Martin Cresswell, iMPower Chief Executive, said: “The social care precept is good politics for George Osborne and bad politics for local government. He’s devolving the political risk of trying to keep social care functioning at a decent level.”

Shadow social care minister Barbara Keeley said the changes would fail to plug the widening funding gap in social care.

The Chancellor also announced a moderate rise in the Better Care Fund to support integration so that local authorities can access “an extra £1.5bn by 2019-20”. The BCF provides financial support for councils and NHS organisations to jointly plan and deliver local services

The combined effect would mean by the end of the Parliament social care spending will have risen in real terms, he said.

Critics said any promised money was simply recycled from elsewhere in the NHS budget and that councils will be free to ignore the policy.

Professor Martin Green, Chief Executive of Care England, which represents independent care providers, said: “The increase in Better Care Fund will not reach the independent care sector, because there is no evidence it has so far. A lot of this is just recycled cash already in the NHS and local authorities. The notion that the money will be for front line services is a myth.

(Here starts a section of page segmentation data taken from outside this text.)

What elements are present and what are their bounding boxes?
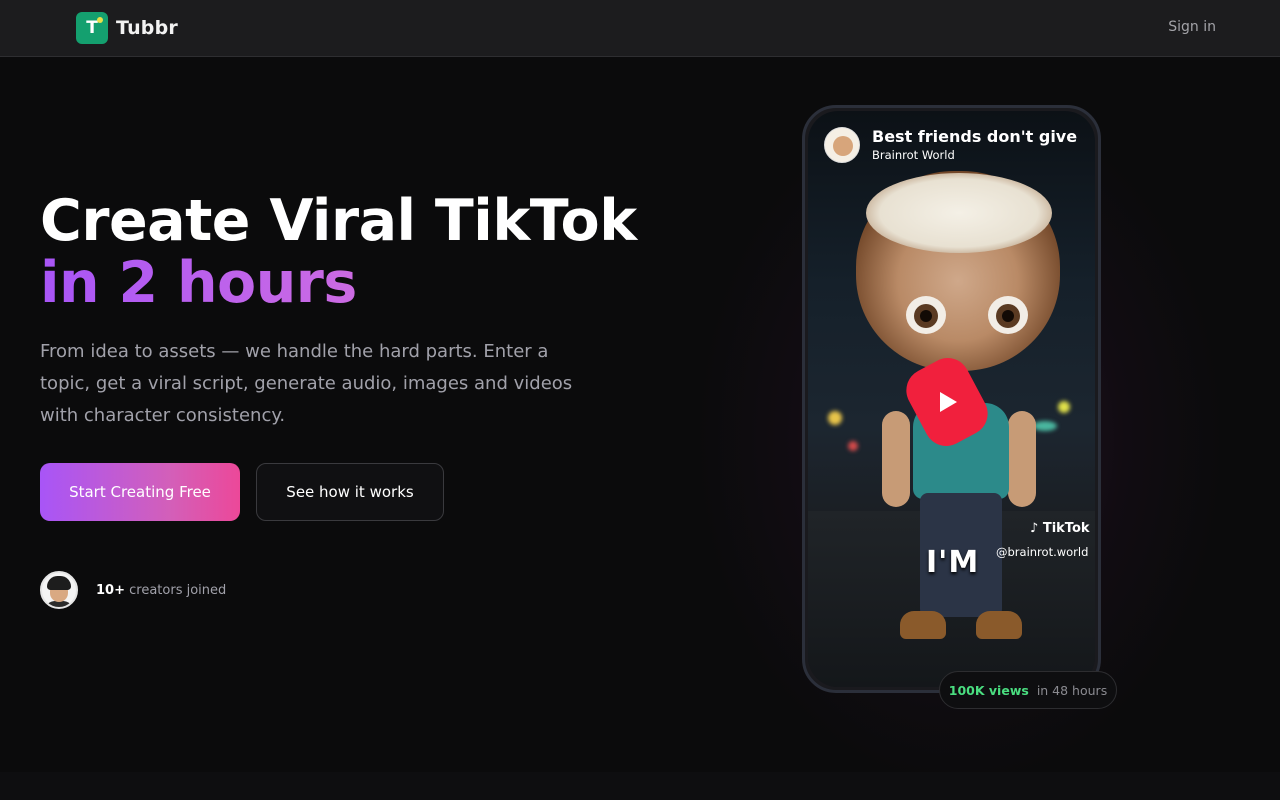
left-shoe [900, 611, 946, 639]
phone-mockup: Best friends don't give Brainrot World ♪… [802, 105, 1101, 693]
tiktok-handle: @brainrot.world [996, 545, 1089, 559]
right-eye [988, 296, 1028, 334]
brand-name: Tubbr [116, 17, 178, 39]
views-badge: 100K views in 48 hours [939, 671, 1117, 709]
bokeh-light [828, 411, 842, 425]
bokeh-light [848, 441, 858, 451]
tiktok-note-icon: ♪ [1030, 521, 1039, 536]
video-preview[interactable]: Best friends don't give Brainrot World ♪… [808, 111, 1095, 687]
coconut-shell [866, 173, 1052, 253]
bokeh-light [1058, 401, 1070, 413]
logo-letter: T [86, 18, 98, 38]
next-section-edge [0, 772, 1280, 800]
channel-name: Brainrot World [872, 148, 955, 162]
hero-subtitle: From idea to assets — we handle the hard… [40, 341, 573, 426]
creator-avatar [40, 571, 78, 609]
creators-label: creators joined [129, 582, 227, 598]
views-period: in 48 hours [1036, 682, 1108, 698]
logo-dot [97, 17, 103, 23]
creators-joined: 10+ creators joined [40, 571, 226, 609]
views-count: 100K views [948, 682, 1029, 698]
brand-logo[interactable]: T Tubbr [76, 12, 178, 44]
see-how-it-works-button[interactable]: See how it works [256, 463, 444, 521]
hero-title-line1: Create Viral TikTok [40, 188, 637, 254]
top-navbar: T Tubbr Sign in [0, 0, 1280, 57]
creators-count: 10+ [96, 582, 125, 598]
right-arm [1008, 411, 1036, 507]
logo-icon: T [76, 12, 108, 44]
right-shoe [976, 611, 1022, 639]
hero-title-line2: in 2 hours [40, 252, 637, 314]
start-creating-button[interactable]: Start Creating Free [40, 463, 240, 521]
tiktok-watermark: ♪ TikTok [1030, 521, 1090, 536]
channel-avatar [824, 127, 860, 163]
left-arm [882, 411, 910, 507]
left-eye [906, 296, 946, 334]
creators-joined-text: 10+ creators joined [96, 583, 226, 598]
video-caption: I'M [926, 545, 980, 580]
video-header: Best friends don't give Brainrot World [824, 127, 1084, 163]
sign-in-link[interactable]: Sign in [1168, 19, 1216, 35]
hero-title: Create Viral TikTok in 2 hours [40, 190, 637, 314]
bokeh-light [1033, 421, 1057, 431]
video-title: Best friends don't give [872, 127, 1078, 146]
tiktok-label: TikTok [1042, 521, 1090, 536]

“And not all councils will increase tax by two per cent, so what happens when they don’t? We live in a system where local authorities are not monitored by anybody. They are a law unto themselves. The Chancellor’s announcements do not provide the funding social care needs.”

Case study: ‘£3.50  extra won’t help’

Andrew Lebbon, 36, is a carer at Teignbridge Council in Devon. He lives in Teignmouth with his partner and daughter.

I thought there would be a U-turn on cutting tax credits from George Osborne simply because of the huge social pressure on him, but I expected more provisions and allowances for social care from the statement. In the NHS problems like bed-blocking are still huge because the lack of funding for social care forces the elderly to go to hospitals.

I care for my elderly mother who is partially blind after a cataract operation but she also lives in a private care home. The additional £3.35 Osborne announced she will receive per week won’t really help much with the weekly service charge she pays. She’s worried about losing her benefits allowance because she struggles to attend all the appointments with advisers that she’s required to go to. 

Having worked in care for the elderly since I left school at 16, I’ve seen the decline. Before, money wasn’t so tight and there were a lot more staff who were able to give each patient care and attention. But now staff numbers are so stretched you can’t really get to know the patients... you don’t build the same sort of relationship with them any more.